Is there a specific way of listening for you? How do you think we could listen “better”? Also, do you find any difference on listening while recording and while not doing it?
No, I don’t really have a specific way, I just try to focus on sound as much as possible. I could not suggest to anyone how to listen, that is quite subjective. Listening, as an autonomous activity, is a deep and personal action and it can become an incredibly powerful and ecstatic experience. Recently I was amazed by the painting Beethoven by Lionello Balestieri. It depicts a violinist and a pianist playing in a small room in front of a handful of people. These five people in the audience do not just stay quiet and listen; they are in exaltation towards the spiritual realm, individually participating in a sacred ceremony. That’s an incredibly profound dimension of listening and I admit it’s a condition which I aim to reach as a musician and listener.
There are differences when listening while recording and while not. Firstly, I am not recording all the time. On the contrary, there are numerous occasions where I’m ignoring my urge to record an interesting sound and I just sit and enjoy listening to it. Besides being pleasant, that is an extremely useful activity for my artistic practice. I’m always learning how to listen, I constantly need to, and must, improve that skill.

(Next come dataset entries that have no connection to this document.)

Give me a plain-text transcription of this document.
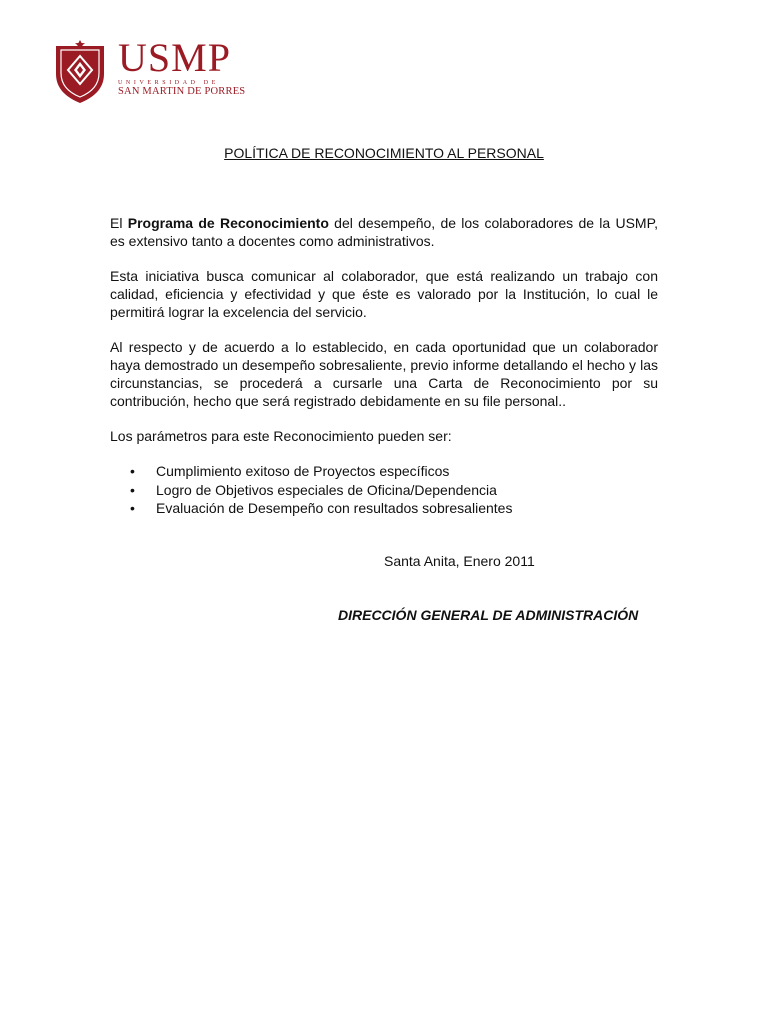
USMP
UNIVERSIDAD DE
SAN MARTIN DE PORRES
POLÍTICA DE RECONOCIMIENTO AL PERSONAL

El Programa de Reconocimiento del desempeño, de los colaboradores de la USMP, es extensivo tanto a docentes como administrativos.

Esta iniciativa busca comunicar al colaborador, que está realizando un trabajo con calidad, eficiencia y efectividad y que éste es valorado por la Institución, lo cual le permitirá lograr la excelencia del servicio.

Al respecto y de acuerdo a lo establecido, en cada oportunidad que un colaborador haya demostrado un desempeño sobresaliente, previo informe detallando el hecho y las circunstancias, se procederá a cursarle una Carta de Reconocimiento por su contribución, hecho que será registrado debidamente en su file personal..

Los parámetros para este Reconocimiento pueden ser:

• Cumplimiento exitoso de Proyectos específicos
• Logro de Objetivos especiales de Oficina/Dependencia
• Evaluación de Desempeño con resultados sobresalientes
Santa Anita, Enero 2011
DIRECCIÓN GENERAL DE ADMINISTRACIÓN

On the other hand, to record requires making several objective and compositional decisions. The location, the time, the choice of microphones, their positioning, all these are included in the early, but extremely essential, stage of a composition. In other words, when I am recording, I’m already composing.
Finally, could you recommend us some sounds, places, field recording releases, labels, films, books and/or artists you personally think our community would enjoy?

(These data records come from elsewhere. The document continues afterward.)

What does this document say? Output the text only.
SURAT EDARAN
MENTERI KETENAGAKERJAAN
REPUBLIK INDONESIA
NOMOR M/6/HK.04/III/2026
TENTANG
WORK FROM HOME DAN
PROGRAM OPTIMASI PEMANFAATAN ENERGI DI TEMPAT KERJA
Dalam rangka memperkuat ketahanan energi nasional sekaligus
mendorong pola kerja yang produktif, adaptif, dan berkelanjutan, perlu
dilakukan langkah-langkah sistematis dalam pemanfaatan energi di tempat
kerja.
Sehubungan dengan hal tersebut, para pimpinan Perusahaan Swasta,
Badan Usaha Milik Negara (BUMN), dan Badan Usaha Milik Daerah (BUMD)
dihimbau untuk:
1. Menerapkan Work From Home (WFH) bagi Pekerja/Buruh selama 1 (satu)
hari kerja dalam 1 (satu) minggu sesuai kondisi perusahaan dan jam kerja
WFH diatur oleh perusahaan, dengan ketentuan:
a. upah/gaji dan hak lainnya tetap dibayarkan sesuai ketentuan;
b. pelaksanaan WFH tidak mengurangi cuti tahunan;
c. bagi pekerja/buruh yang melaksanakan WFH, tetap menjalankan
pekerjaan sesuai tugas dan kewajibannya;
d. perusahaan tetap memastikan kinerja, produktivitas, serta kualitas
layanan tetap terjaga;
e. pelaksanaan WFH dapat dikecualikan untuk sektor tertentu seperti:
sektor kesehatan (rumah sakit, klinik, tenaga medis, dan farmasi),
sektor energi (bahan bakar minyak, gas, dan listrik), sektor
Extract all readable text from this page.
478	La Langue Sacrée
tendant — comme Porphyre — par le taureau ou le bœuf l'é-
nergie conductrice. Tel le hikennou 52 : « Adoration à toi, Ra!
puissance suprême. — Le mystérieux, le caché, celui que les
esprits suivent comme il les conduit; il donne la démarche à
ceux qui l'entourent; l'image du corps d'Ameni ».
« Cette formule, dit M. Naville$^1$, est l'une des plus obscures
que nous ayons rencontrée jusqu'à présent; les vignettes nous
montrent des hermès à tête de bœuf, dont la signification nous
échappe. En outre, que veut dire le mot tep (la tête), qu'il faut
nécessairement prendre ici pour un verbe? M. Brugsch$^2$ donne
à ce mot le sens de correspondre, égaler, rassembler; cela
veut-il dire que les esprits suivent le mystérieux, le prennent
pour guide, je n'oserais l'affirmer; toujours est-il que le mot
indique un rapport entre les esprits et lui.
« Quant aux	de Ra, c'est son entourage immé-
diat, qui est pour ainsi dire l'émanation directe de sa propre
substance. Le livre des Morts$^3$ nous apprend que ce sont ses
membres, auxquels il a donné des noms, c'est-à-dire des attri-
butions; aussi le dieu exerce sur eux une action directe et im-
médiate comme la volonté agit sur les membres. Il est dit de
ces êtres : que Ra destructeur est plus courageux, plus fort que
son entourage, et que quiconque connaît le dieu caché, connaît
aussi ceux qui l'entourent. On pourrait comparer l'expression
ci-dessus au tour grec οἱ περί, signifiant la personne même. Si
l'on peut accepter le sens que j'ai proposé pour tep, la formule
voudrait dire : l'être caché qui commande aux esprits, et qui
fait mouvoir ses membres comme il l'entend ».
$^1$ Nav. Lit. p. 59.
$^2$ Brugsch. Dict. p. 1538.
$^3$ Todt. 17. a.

I would not feel comfortable to name fellow artists or make a list of interesting labels and releases. Firstly that list would be too long and secondly I’m afraid I will forget to mention a lot of fascinating musicians and works. However, since I’ve been reading a bit lately, I feel I can reference some books that I found really interesting. They are not necessary related to field recordings but they gave me a great perception on sound, silence and listening.
Toru Takemitsu – Confronting silence: selected writings
Beautiful texts, perfectly reveal Takemitsu’s artistic thoughts. Very valuable reading.
George Michelsen Foy – Zero decibels: the quest for absolute silence
Writter and journalist George Michelsen Foy gets too exposed to bursting New York noise, gets fed up with it and starts searching for the exactly opposite: total silence. Very interesting to read how an author describes silent conditions and thoughts on quietness.
David Hendy – Noise: A human history of sound and listening
The role of sound and listening throughout human history. I enjoyed very much reading about cavemen, shamans in northeast Russia and the ritual aspect of listening to Beethoven.
David Toop – Sinister resonance
OK, maybe that is a rather obvious proposal. Nonetheless, Toop’s books have been a great inspiration to me and my music, much more than many albums or concerts that I have listened to.
Pierre Schaeffer – In search of a concrete music
Yes, another apparent suggestion. However, Schaeffer’s writing is very personal and inviting, especially his journals. It was very interesting to read about his frustration and failures when he was inventing musique concrete.